La mancanza del personale

La dimostrazione del V-day, che ha riscaldato gli animi di tutti noi, non trova riscontro nella quotidianità: oltre alla carenza del personale di cui abbiamo accennato, mancano ancora i protocolli per la profilassi. Andreoni si dice preoccupato perché ci troviamo ancora in una fase in cui la vaccinazione è rivolta soltanto agli operatori sanitari ed alle Rsa. Ma cosa accadrà quando si dovranno vaccinare tutti? "Le carenze di organizzazione che stiamo riscontrando ora sarebbero ancora maggiori - aggiunge - Ripeto, è un ulteriore elemento di preoccupazione vedere l’impreparazione da parte di alcune Regioni".

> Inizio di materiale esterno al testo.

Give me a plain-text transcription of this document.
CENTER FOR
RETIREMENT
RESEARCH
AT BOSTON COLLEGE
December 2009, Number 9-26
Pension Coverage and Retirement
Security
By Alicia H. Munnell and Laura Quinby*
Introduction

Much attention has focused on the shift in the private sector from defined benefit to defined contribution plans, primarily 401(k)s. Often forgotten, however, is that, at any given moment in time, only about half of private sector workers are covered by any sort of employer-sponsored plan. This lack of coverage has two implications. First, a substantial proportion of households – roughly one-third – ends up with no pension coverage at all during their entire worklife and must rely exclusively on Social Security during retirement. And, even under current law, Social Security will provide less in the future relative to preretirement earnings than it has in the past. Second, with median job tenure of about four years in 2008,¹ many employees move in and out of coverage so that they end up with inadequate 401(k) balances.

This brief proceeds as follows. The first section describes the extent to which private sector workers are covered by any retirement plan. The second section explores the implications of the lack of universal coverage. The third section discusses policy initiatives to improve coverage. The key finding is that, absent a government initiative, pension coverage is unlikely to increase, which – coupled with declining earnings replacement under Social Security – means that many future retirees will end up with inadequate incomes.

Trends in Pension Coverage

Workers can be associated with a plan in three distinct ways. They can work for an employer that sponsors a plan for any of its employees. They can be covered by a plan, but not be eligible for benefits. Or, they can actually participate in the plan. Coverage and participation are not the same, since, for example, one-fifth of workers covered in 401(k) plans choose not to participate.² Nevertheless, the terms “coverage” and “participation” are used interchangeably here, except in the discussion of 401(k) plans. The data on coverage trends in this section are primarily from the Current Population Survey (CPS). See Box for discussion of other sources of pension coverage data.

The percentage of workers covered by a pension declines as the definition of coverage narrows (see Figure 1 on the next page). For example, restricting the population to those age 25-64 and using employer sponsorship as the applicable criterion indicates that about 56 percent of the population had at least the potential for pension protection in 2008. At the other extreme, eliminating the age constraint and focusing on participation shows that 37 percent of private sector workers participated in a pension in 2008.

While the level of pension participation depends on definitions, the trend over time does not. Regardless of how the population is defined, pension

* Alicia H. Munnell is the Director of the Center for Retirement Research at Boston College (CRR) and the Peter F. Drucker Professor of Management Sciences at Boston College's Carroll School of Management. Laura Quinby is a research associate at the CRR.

La follia è non riuscire a sostituire quei camici bianchi indisponibili (perché in ferie) in un periodo caldo come questo, dove ogni giorno che passa continuano a morire centinaia di persone. Basterebbe soltanto questa motivazione, più del virus in sè che continua ad infettare, a spronare a vaccinare. Invece nulla. "Ci ritroviamo così a perdere in questo momento due settimane almeno per avviare un percorso che già doveva essere abbondantemente identificato. Sinceramente, è una situazione che lascia grosse perplessità".

Insomma, la tanto sperata immunità di gregge rimane un miraggio come quelli del deserto.

"Se non si colmano tutte le carenze, il rischio che si corre è che nel periodo pre-estivo avremo una quantità di persone vaccinate che certamente non sarà sufficiente a creare quell’immunità di gregge indispensabile per ridurre la circolazione del virus", conclude Andreoni.